Seriously though, I've been expecting a pullback in the Dow and S&P for about a month now. The technicals are just out of whack, but then every time we get a pullback looming some M&A activity comes along and props the market back up. It's pretty interesting. I'm no longer looking for a pullback though, and there are a couple reasons why:

Sentiment: The old Warren Buffet quote about being "fearful when others are greedy, and greedy when others are fearful" thing. Currently, there are a lot of people talking about and expecting a pullback. In fact there are a lot of shorts out there right now too. When there are alot of people talking doom and gloom and stocks are holding up or are actually doing well, that usually spells great returns for the market.

Technicals: China had a 6.5% selloff the otherday and the Dow & S&P actually posted big gains.

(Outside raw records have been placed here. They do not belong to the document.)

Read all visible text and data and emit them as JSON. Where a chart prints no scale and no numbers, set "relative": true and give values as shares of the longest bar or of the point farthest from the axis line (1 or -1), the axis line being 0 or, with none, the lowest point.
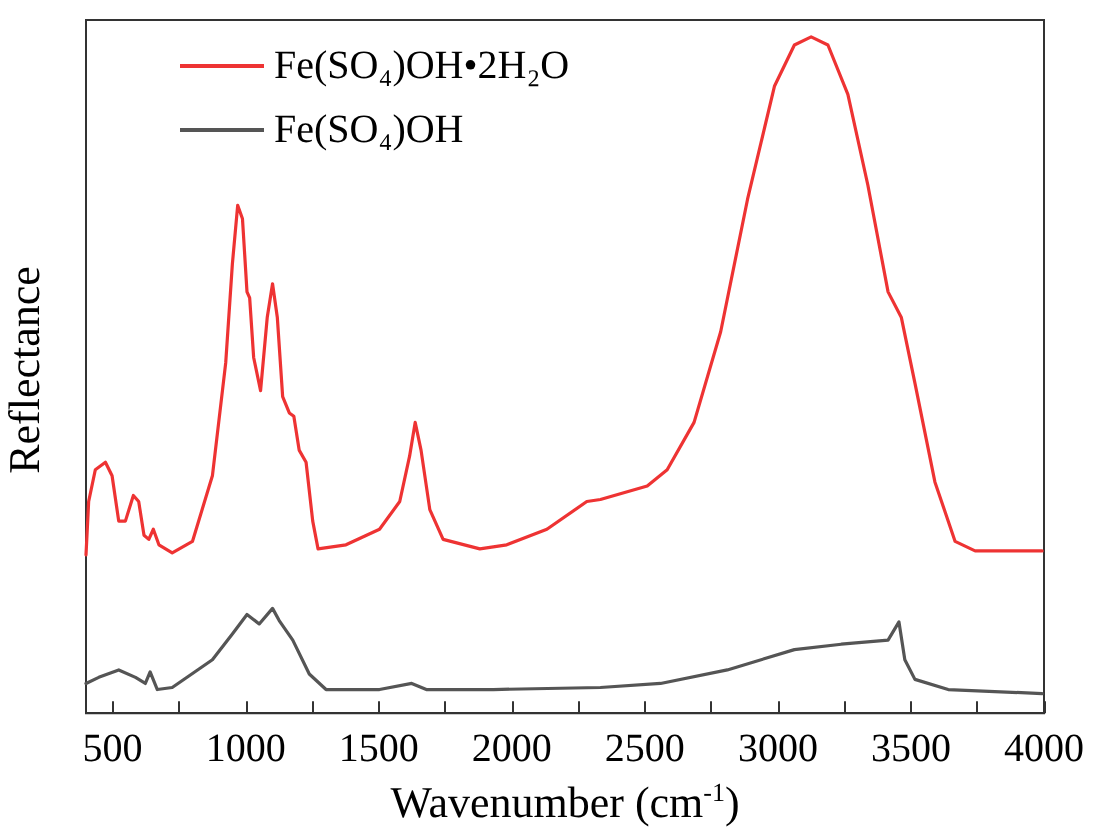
{
  "chart_data": {
    "type": "line",
    "xlabel": "Wavenumber (cm$^{-1}$)",
    "ylabel": "Reflectance",
    "relative": true,
    "xlim": [
      400,
      4000
    ],
    "xticks": [
      500,
      {
        "value": 750,
        "label": null
      },
      1000,
      {
        "value": 1250,
        "label": null
      },
      1500,
      {
        "value": 1750,
        "label": null
      },
      2000,
      {
        "value": 2250,
        "label": null
      },
      2500,
      {
        "value": 2750,
        "label": null
      },
      3000,
      {
        "value": 3250,
        "label": null
      },
      3500,
      {
        "value": 3750,
        "label": null
      },
      4000
    ],
    "grid": false,
    "legend": "top left",
    "marker": "none",
    "line_style": "solid",
    "series": [
      {
        "name": "Fe(SO₄)OH•2H₂O",
        "color": "#ee3333",
        "x": [
          400,
          410,
          435,
          473,
          498,
          523,
          548,
          578,
          598,
          618,
          636,
          653,
          674,
          724,
          800,
          875,
          925,
          950,
          970,
          988,
          1005,
          1015,
          1030,
          1056,
          1081,
          1101,
          1119,
          1139,
          1164,
          1181,
          1201,
          1227,
          1252,
          1272,
          1377,
          1503,
          1579,
          1616,
          1637,
          1659,
          1692,
          1742,
          1880,
          1981,
          2132,
          2282,
          2333,
          2509,
          2584,
          2685,
          2785,
          2886,
          2987,
          3062,
          3125,
          3188,
          3263,
          3338,
          3414,
          3464,
          3515,
          3590,
          3666,
          3741,
          3993
        ],
        "values": [
          0.234,
          0.313,
          0.36,
          0.371,
          0.351,
          0.284,
          0.284,
          0.322,
          0.313,
          0.263,
          0.257,
          0.272,
          0.249,
          0.237,
          0.254,
          0.351,
          0.518,
          0.664,
          0.751,
          0.731,
          0.623,
          0.614,
          0.526,
          0.477,
          0.585,
          0.635,
          0.585,
          0.468,
          0.444,
          0.439,
          0.389,
          0.371,
          0.284,
          0.243,
          0.249,
          0.272,
          0.313,
          0.38,
          0.43,
          0.389,
          0.301,
          0.257,
          0.243,
          0.249,
          0.272,
          0.313,
          0.316,
          0.336,
          0.36,
          0.43,
          0.564,
          0.76,
          0.927,
          0.988,
          1,
          0.988,
          0.915,
          0.781,
          0.623,
          0.585,
          0.488,
          0.342,
          0.254,
          0.24,
          0.24
        ]
      },
      {
        "name": "Fe(SO₄)OH",
        "color": "#555555",
        "x": [
          400,
          448,
          523,
          586,
          623,
          641,
          668,
          724,
          875,
          950,
          1005,
          1051,
          1101,
          1126,
          1177,
          1239,
          1302,
          1503,
          1624,
          1679,
          1931,
          2333,
          2559,
          2810,
          3062,
          3238,
          3414,
          3455,
          3477,
          3515,
          3640,
          3993
        ],
        "values": [
          0.044,
          0.053,
          0.064,
          0.053,
          0.044,
          0.061,
          0.035,
          0.038,
          0.079,
          0.117,
          0.146,
          0.132,
          0.155,
          0.137,
          0.108,
          0.058,
          0.035,
          0.035,
          0.044,
          0.035,
          0.035,
          0.038,
          0.044,
          0.064,
          0.094,
          0.102,
          0.108,
          0.135,
          0.079,
          0.05,
          0.035,
          0.029
        ]
      }
    ]
  }
}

That's huge considering what the last Chinese selloff did to us back in late Feb and early March. Again today there was a 9% or so selloff in China, and as of 12:30 we're only down 11 points on the Dow and the S&P is actually up 0.65. That's huge too, as if these markets were topping there should be a monster pullback.

Economics: Supply and Demand. $11.5 Billion in M&A deals, and monster buyback programs has created a big constriction in supply. I'm not going to harp on the supply side, as you hear it in the news alot. Demand is actually increasing. The "Global Economy" is creating new wealth everywhere, and smart people are putting their money to work for them. Where do they put it? Certainly not in bonds (and that's why those yields are creeping upwards) with their yields so darned low. Certainly not in residential real estate with prices still dropping. Possibly commercial real estate with low interest rates and stable cash flows in the form of rents, but real estate is pretty risky and currently the cap rates are way too low to support decent returns. Commodities are pretty obtuse for your average investor, so they're putting it into the vehicles they've always turned to, the market. I didn't mention mutual funds since when they get invested in, they have to put that money to work, and really they have the same choices when you get right down to it.

Fundamentals: P/E, I know you've heard about it on the news everywhere. P/E's are still low relative to the last time we were anywhere near these levels. Earnings are up, interest rates are still low, and that right there is the bottom line. As long as those two stay where they are, the markets will go higher. Personally, I don't think they will remain where they are for very long though.

Those are the reasons why I'm no longer looking for a pullback: Sentiment, Technicals, Economics, and Fundamentals.

Then again, I'm only just barely more accurate than flipping a coin.